What causes developmental prosopagnosia is a puzzle
The term prosopagnosia (Greek: ‘prosopon’ = ‘face’, ‘agnosia’ = ‘not knowing’) was coined by the German neurologist Joachim Bodamer in 1947, but it has been widely recognised outside the context of brain injury only in the past decade. Its purest form is limited to facial recognition, but prosopagnosia sufferers also have problems with inanimate and animate objects and in interpreting facial signs of emotion.
Despite the importance of infant brain development, there may be processes that can be harnessed to help a face-blind child become a non face-blind adult. The brain needs to observe a face and remember it; it must identify a face as a face, then realise that it has seen that particular face before.  We know that there are adults – but not children – with a combination of impaired face memory and unimpaired face perception, which suggests that the face perception element can be improved.

Worst for prosopagnosia children are swimming lessons, where most face distinguishing features are eliminated. The children suddenly feel exposed to an environment of pure strangers.

Children with prosopagnosia don’t value face or eye contact and take much longer to integrate into school or nursery groups as they struggle to identify and tell classmates apart. They are therefore often misdiagnosed with autism. But unlike autism, prosopagnosia does not diminish a sufferer’s social competence.

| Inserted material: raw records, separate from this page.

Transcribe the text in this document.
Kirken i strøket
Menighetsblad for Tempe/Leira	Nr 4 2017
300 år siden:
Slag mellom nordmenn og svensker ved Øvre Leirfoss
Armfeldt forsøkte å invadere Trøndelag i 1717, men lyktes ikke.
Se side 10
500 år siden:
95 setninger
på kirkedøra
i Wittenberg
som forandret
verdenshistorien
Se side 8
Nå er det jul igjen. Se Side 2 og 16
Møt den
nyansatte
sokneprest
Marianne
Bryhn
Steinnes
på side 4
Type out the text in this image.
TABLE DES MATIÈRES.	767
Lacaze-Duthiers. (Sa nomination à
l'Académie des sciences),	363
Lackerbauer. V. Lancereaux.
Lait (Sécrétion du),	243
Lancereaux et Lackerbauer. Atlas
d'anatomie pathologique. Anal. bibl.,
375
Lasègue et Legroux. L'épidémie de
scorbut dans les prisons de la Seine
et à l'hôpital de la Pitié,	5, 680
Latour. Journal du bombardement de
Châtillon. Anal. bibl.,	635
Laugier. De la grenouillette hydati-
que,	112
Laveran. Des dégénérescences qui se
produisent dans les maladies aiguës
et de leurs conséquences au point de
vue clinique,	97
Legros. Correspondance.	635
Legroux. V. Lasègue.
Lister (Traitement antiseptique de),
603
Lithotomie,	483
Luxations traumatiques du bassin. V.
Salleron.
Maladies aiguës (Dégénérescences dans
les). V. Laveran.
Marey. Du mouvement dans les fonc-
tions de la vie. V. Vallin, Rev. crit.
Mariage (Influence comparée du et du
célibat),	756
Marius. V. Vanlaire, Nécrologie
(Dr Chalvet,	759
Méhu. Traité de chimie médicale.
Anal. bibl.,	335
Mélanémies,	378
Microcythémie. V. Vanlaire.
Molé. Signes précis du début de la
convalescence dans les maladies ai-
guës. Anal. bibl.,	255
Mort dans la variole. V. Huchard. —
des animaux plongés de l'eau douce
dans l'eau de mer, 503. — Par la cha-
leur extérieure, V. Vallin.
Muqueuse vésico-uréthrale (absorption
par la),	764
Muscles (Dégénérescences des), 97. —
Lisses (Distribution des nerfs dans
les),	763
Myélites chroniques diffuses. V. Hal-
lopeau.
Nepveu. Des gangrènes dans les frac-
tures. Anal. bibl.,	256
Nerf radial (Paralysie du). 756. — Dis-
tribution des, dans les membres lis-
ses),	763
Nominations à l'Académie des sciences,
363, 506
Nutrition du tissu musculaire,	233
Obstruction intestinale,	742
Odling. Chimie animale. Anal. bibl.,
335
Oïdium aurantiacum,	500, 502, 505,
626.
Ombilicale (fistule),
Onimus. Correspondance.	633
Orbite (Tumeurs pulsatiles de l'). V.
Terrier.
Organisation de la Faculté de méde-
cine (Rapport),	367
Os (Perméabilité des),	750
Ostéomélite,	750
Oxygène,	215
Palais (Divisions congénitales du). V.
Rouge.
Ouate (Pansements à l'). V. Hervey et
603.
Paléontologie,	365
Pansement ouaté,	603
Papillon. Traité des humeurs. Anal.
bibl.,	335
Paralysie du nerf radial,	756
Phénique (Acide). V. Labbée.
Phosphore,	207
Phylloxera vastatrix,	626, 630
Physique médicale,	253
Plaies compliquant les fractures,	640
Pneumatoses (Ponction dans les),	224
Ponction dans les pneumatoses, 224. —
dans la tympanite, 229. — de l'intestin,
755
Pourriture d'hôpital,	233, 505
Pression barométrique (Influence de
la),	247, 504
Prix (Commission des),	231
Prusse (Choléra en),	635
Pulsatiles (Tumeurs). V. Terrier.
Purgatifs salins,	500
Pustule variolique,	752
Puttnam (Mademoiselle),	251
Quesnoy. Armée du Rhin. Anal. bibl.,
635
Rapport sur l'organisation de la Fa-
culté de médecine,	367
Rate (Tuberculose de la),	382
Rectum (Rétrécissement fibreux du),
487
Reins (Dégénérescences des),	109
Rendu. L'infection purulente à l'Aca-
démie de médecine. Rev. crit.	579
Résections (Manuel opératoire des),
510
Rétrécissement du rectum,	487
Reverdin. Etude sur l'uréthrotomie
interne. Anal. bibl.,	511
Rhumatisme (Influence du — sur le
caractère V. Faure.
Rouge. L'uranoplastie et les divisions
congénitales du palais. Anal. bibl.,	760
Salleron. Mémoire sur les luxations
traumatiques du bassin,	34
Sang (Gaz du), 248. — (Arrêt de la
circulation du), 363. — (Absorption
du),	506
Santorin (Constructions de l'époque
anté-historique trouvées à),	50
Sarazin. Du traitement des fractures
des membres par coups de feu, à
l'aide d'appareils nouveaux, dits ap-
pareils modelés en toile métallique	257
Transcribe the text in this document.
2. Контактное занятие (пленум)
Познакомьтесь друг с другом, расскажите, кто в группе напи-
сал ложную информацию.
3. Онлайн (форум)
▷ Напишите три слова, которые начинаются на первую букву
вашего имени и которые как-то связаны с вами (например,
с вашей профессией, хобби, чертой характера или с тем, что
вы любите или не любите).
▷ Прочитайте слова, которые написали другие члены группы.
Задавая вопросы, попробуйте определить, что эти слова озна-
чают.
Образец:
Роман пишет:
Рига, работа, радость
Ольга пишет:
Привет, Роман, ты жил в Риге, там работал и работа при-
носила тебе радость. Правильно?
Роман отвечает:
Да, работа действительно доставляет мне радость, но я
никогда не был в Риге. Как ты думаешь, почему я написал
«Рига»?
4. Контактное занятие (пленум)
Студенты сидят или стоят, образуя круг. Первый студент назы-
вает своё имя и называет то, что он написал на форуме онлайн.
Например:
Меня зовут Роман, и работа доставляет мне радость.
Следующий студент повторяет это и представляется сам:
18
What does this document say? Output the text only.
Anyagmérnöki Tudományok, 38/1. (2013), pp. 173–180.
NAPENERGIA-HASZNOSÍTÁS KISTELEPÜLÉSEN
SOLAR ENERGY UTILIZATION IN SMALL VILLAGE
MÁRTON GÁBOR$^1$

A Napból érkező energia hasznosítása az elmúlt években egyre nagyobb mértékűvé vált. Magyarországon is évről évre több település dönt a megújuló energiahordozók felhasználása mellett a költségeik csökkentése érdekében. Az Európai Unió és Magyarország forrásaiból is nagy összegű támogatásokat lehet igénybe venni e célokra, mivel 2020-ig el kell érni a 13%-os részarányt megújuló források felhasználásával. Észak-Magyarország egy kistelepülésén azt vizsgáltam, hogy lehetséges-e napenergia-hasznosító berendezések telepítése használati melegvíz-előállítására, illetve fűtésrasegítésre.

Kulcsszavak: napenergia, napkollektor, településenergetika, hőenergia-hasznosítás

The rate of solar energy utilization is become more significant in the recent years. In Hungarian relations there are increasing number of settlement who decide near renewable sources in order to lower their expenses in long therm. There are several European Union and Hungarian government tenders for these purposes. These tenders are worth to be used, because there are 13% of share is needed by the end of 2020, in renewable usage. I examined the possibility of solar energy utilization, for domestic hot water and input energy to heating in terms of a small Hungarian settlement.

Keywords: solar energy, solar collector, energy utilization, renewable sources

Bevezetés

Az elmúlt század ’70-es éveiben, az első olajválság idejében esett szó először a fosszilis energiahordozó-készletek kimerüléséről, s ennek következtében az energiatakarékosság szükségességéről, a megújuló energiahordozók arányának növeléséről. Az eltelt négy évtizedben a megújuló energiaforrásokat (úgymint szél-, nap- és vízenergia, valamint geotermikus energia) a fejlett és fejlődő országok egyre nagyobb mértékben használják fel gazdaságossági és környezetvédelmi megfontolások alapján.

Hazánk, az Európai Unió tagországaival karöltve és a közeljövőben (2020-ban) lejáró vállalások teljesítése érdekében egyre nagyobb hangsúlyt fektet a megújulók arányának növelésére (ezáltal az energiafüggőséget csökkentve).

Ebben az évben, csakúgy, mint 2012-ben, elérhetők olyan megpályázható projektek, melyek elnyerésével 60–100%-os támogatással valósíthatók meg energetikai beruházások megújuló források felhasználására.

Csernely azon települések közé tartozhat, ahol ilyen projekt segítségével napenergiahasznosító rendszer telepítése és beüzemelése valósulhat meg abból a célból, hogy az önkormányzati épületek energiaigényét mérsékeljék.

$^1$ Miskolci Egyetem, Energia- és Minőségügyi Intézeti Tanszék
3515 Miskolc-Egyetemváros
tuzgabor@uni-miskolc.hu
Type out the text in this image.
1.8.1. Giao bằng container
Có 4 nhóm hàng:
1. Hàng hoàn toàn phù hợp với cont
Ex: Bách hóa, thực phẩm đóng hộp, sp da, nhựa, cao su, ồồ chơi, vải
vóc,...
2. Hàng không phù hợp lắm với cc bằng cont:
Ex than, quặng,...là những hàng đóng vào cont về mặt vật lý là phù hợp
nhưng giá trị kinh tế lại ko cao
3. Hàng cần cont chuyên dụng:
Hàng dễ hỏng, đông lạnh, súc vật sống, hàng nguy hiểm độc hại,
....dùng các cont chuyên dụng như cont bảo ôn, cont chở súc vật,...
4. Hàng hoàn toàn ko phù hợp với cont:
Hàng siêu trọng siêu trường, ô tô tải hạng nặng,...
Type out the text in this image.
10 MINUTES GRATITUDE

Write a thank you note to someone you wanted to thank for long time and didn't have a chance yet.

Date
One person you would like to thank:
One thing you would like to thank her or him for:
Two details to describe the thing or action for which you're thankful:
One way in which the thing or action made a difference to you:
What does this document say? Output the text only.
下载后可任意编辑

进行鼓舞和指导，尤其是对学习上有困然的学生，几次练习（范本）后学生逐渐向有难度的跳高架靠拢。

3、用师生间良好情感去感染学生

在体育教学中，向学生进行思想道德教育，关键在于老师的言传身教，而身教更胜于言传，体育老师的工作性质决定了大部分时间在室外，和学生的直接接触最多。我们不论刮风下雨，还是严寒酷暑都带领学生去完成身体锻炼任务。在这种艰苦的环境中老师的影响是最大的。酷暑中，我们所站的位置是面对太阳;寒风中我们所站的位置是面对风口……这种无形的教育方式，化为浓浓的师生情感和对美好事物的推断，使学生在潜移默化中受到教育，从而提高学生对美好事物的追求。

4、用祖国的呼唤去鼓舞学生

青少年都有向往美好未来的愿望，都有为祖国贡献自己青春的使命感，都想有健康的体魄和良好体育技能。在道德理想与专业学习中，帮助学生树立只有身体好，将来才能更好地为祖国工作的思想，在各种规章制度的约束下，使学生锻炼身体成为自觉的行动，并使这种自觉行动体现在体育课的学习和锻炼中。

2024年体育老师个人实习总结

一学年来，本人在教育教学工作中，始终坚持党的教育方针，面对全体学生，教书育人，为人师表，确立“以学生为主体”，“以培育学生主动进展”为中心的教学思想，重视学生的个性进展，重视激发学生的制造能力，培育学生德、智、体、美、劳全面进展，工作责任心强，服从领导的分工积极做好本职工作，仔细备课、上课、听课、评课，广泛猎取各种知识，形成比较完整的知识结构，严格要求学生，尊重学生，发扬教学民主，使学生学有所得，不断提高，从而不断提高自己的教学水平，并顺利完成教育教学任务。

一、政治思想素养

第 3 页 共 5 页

Specialist Dr Martina Grüter suggests working with portrait pictures
  • To help pupils get to know their new peers many schools decorate the classroom walls with portrait photo prints of the pupils of a group or class. Below each picture are the children’s names. This helps children with prosopagnosia learn to identify the other children faster.
  • To aid children with prosopagnosia, photos of fellow pupils, educators, teachers and possibly of other adults in the school (like caretakers, the school secretary and the head) should be made. Best not only to take the picture from the front, but also from different angles. Copies of the pictures could be given to pupils with face recognition difficulties to take home, suggests Dr. Grüter.
  • Particularly interesting are group photos of similar looking children. This helps children with prosopagnosia to understand that some children of his or her class or group look very similar. They can then work on identifying distinguishing features.
  • Many nursery and school teachers decorate their classroom with birthday photo calendars - with images of pupils and their corresponding names. You could browse the pictures with the prosopagnosic children and discuss the recognition of certain features.
  • Even better than lending the birthday calendar would be a photobook with portrait photographs of classmates. The makers of the ‘CEWE Photo Books’ offer a photographic paper photo album, which is particularly suitable because this top-quality photobook has a stronger binding than most other photo book types.
  • You can customize a facial picture pairs card game (or encourage the parents to make one). Some online photo print services such as FotoInsight professionally make photo picture pairs games by printing pictures onto pairs of durable cardboard cards. Dr Grüter adds: “For this you could ask the children to make neutral, happy, sad and angry looking faces. This makes the portrait photo picture pairs card game more demanding, keeping up the children’s interest for longer. In the beginning this can be played with the emotionally neutral faces only. Once the prosopagnosia sufferers become more comfortable with the faces, the level of difficulty can be increased.
When a child fails to recognise a classmate – again and again – it might be time to recognise the face of prosopagnosia. To detect face blindness earlier, every nursery and primary school class should play a picture pairs game of all the group member’s faces.